Jumlah tersebut merupakan bagian dari total pembayaran yang diperkirakan mencapai US$35 miliar dari seluruh negara berkembang ke Beijing. Dalam dokumen itu, Lowy menyebut bahwa posisi China telah bergeser secara signifikan, dari negara pemberi bantuan menjadi penagih utang terbesar di antara negara-negara Selatan global.

Kebanyakan dari pinjaman tersebut disalurkan melalui proyek Belt and Road Initiative (BRI), inisiatif ambisius Presiden Xi Jinping untuk membiayai infrastruktur global seperti jalan, pelabuhan, dan bandara.
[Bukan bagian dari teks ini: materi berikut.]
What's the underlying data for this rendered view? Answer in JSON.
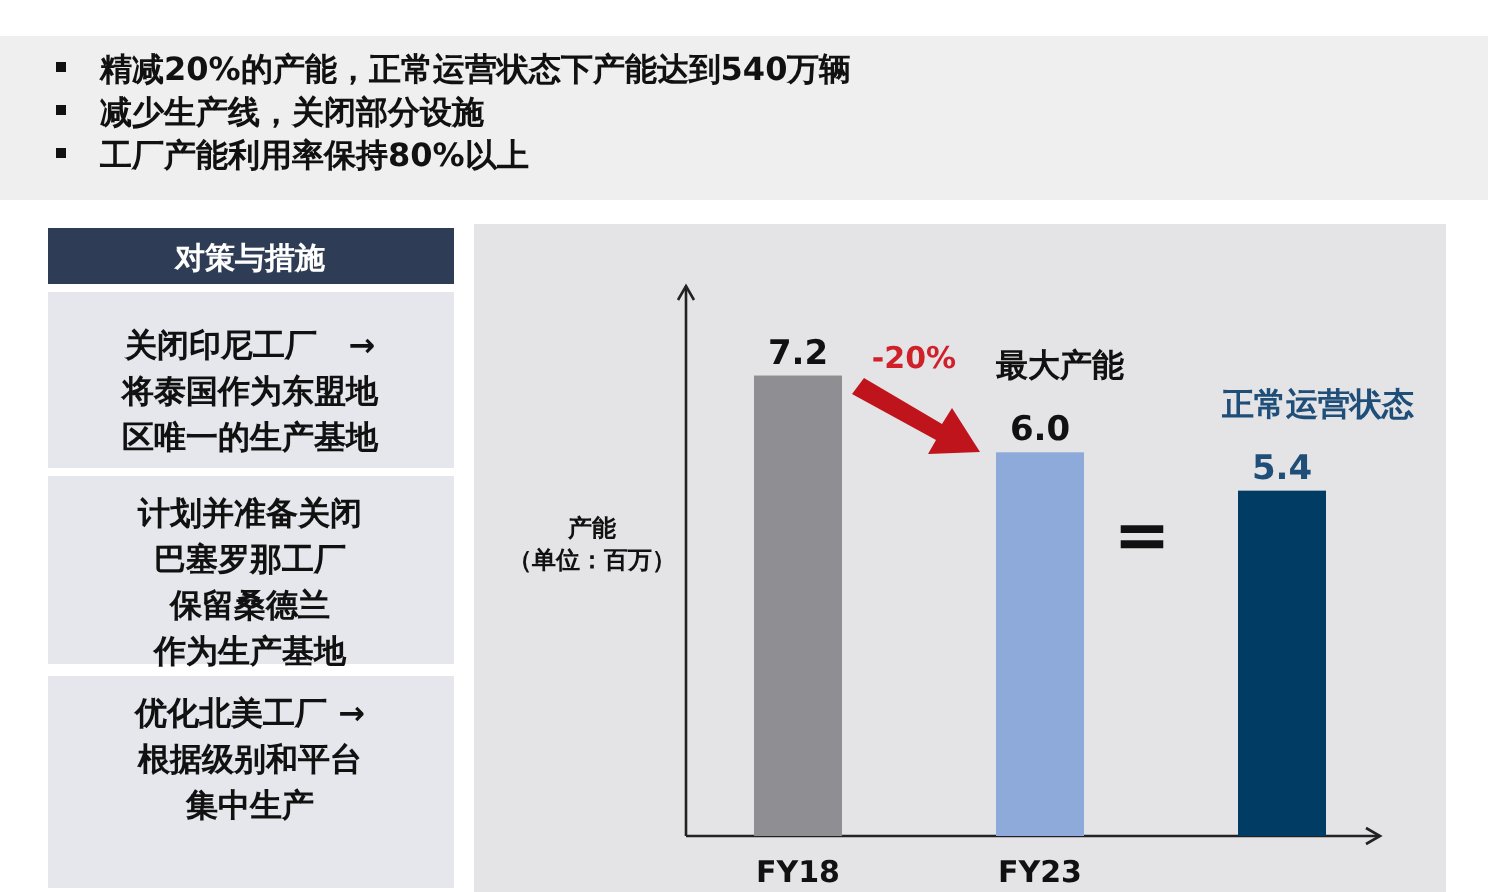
{
  "chart_data": {
    "type": "bar",
    "ylabel": "产能（单位：百万）",
    "categories": [
      "FY18",
      "FY23",
      null
    ],
    "values": [
      7.2,
      6.0,
      5.4
    ],
    "colors": [
      "#8e8e93",
      "#8eaadb",
      "#003c64"
    ],
    "value_labels": [
      "7.2",
      "6.0",
      "5.4"
    ],
    "ylim": [
      0,
      8.6
    ],
    "tick_labels": "x",
    "annotations": [
      "精减20%的产能，正常运营状态下产能达到540万辆",
      "减少生产线，关闭部分设施",
      "工厂产能利用率保持80%以上",
      "对策与措施",
      "关闭印尼工厂　→将泰国作为东盟地区唯一的生产基地",
      "计划并准备关闭巴塞罗那工厂保留桑德兰作为生产基地",
      "优化北美工厂 →根据级别和平台集中生产",
      "-20%",
      {
        "text": "最大产能",
        "x": "FY23",
        "y": 6.0
      },
      {
        "text": "正常运营状态",
        "y": 5.4
      },
      "="
    ]
  }
}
Dalam beberapa tahun terakhir, proyek ini sempat menjadikan China sebagai kreditor bilateral terbesar di dunia, bahkan mengungguli gabungan negara-negara Barat.
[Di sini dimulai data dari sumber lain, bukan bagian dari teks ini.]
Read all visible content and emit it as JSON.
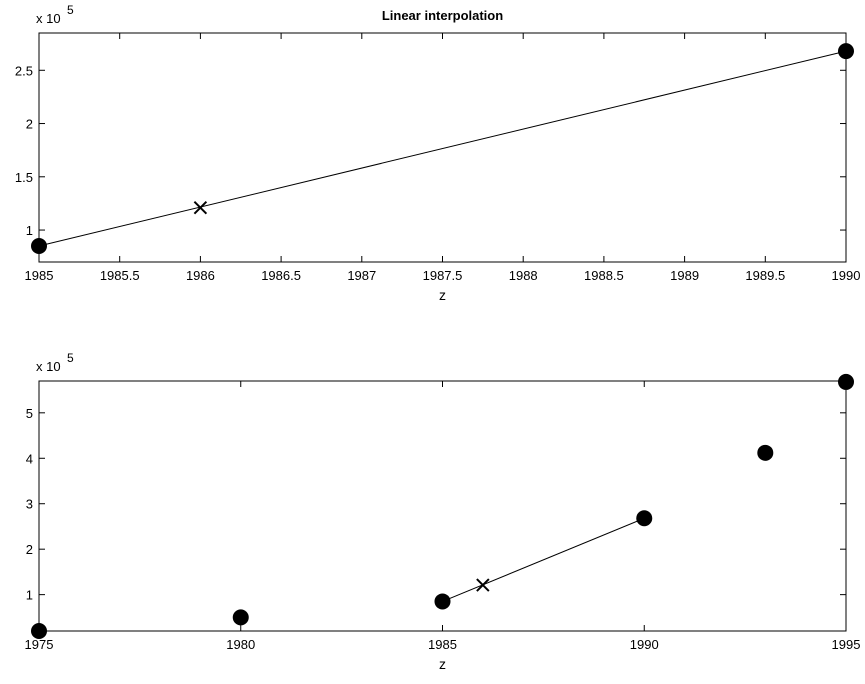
{
  "chart_data": [
    {
      "type": "line",
      "title": "Linear interpolation",
      "xlabel": "z",
      "ylabel": "",
      "y_exponent_label": "x 10",
      "y_exponent": "5",
      "xlim": [
        1985,
        1990
      ],
      "ylim": [
        0.7,
        2.85
      ],
      "x_ticks": [
        1985,
        1985.5,
        1986,
        1986.5,
        1987,
        1987.5,
        1988,
        1988.5,
        1989,
        1989.5,
        1990
      ],
      "x_tick_labels": [
        "1985",
        "1985.5",
        "1986",
        "1986.5",
        "1987",
        "1987.5",
        "1988",
        "1988.5",
        "1989",
        "1989.5",
        "1990"
      ],
      "y_ticks": [
        1,
        1.5,
        2,
        2.5
      ],
      "y_tick_labels": [
        "1",
        "1.5",
        "2",
        "2.5"
      ],
      "grid": false,
      "series": [
        {
          "kind": "line",
          "x": [
            1985,
            1990
          ],
          "y": [
            0.85,
            2.68
          ]
        },
        {
          "kind": "points",
          "marker": "circle",
          "x": [
            1985,
            1990
          ],
          "y": [
            0.85,
            2.68
          ]
        },
        {
          "kind": "points",
          "marker": "cross",
          "x": [
            1986
          ],
          "y": [
            1.21
          ]
        }
      ]
    },
    {
      "type": "scatter",
      "title": "",
      "xlabel": "z",
      "ylabel": "",
      "y_exponent_label": "x 10",
      "y_exponent": "5",
      "xlim": [
        1975,
        1995
      ],
      "ylim": [
        0.2,
        5.7
      ],
      "x_ticks": [
        1975,
        1980,
        1985,
        1990,
        1995
      ],
      "x_tick_labels": [
        "1975",
        "1980",
        "1985",
        "1990",
        "1995"
      ],
      "y_ticks": [
        1,
        2,
        3,
        4,
        5
      ],
      "y_tick_labels": [
        "1",
        "2",
        "3",
        "4",
        "5"
      ],
      "grid": false,
      "series": [
        {
          "kind": "line",
          "x": [
            1985,
            1990
          ],
          "y": [
            0.85,
            2.68
          ]
        },
        {
          "kind": "points",
          "marker": "circle",
          "x": [
            1975,
            1980,
            1985,
            1990,
            1993,
            1995
          ],
          "y": [
            0.2,
            0.5,
            0.85,
            2.68,
            4.12,
            5.68
          ]
        },
        {
          "kind": "points",
          "marker": "cross",
          "x": [
            1986
          ],
          "y": [
            1.21
          ]
        }
      ]
    }
  ]
}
Namun kini, pembayaran utang tersebut justru memicu krisis anggaran di negara-negara peminjam. Banyak di antaranya terpaksa mengalihkan dana dari sektor penting seperti kesehatan, pendidikan, dan penanganan perubahan iklim, demi memenuhi kewajiban kepada Beijing.

“Pemberian pinjaman dari China kolaps tepat saat dunia membutuhkannya, dan justru menciptakan arus keluar keuangan bersih yang besar ketika negara-negara tengah mengalami tekanan ekonomi hebat,” tulis Lowy Institute dalam laporannya.
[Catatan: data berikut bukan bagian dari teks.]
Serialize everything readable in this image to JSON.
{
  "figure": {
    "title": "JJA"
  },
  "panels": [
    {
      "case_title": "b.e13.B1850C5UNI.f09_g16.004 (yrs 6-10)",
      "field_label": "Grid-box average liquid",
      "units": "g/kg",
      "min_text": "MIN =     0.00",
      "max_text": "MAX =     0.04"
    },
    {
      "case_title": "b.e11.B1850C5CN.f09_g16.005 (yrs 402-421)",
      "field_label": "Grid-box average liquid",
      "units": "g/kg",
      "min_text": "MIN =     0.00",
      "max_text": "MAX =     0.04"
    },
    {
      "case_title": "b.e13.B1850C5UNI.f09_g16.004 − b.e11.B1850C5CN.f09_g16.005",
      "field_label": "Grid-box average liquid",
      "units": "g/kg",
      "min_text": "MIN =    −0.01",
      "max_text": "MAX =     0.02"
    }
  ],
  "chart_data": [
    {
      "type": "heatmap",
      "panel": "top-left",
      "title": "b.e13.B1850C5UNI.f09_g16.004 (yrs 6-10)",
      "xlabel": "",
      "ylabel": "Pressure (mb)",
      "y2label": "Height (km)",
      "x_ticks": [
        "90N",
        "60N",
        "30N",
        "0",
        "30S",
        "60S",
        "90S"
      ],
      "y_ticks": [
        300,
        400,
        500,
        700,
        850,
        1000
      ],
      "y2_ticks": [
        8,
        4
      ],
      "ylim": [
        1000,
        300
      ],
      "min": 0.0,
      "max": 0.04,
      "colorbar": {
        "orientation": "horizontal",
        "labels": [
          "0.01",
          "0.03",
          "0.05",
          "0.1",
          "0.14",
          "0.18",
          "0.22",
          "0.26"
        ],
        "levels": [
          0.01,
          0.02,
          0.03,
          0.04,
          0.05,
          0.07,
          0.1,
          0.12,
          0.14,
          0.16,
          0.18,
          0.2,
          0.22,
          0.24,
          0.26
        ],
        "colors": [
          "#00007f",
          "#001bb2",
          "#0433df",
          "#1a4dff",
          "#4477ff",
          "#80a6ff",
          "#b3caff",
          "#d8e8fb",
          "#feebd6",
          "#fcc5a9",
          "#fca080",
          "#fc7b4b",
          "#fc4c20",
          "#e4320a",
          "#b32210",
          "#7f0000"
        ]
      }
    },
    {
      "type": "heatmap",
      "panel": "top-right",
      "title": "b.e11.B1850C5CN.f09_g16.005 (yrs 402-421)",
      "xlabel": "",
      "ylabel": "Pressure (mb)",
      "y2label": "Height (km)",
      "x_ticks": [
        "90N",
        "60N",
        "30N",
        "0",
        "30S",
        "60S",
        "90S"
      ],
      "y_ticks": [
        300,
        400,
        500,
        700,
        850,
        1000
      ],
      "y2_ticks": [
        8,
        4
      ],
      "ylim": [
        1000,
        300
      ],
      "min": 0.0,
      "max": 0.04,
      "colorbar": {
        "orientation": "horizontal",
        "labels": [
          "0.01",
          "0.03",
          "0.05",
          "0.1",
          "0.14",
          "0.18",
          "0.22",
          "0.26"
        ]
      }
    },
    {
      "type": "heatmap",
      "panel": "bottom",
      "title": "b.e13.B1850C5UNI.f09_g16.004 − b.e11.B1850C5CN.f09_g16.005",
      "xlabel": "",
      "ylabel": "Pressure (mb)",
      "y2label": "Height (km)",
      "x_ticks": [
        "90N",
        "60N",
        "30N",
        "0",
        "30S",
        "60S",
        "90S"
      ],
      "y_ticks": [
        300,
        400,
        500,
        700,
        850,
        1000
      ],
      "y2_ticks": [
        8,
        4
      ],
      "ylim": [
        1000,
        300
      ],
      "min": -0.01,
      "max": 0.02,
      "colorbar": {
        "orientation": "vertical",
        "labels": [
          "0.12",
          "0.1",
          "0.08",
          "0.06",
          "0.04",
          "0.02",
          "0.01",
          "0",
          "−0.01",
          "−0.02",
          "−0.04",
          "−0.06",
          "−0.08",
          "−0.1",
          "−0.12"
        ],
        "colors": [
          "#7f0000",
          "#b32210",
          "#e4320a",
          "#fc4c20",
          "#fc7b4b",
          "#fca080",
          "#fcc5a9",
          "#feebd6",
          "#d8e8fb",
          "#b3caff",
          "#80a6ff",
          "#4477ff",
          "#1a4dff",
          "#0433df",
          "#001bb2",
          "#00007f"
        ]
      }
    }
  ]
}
Selain itu, risiko “diplomasi utang” menjadi sorotan. Laporan tersebut mengungkap bahwa sejumlah negara yang baru-baru ini menerima pinjaman besar dari China — seperti Honduras, Nikaragua, dan Republik Dominika — tercatat mengalihkan pengakuan diplomatik dari Taiwan ke China dalam waktu singkat. Hal ini memunculkan dugaan bahwa utang digunakan sebagai instrumen pengaruh politik.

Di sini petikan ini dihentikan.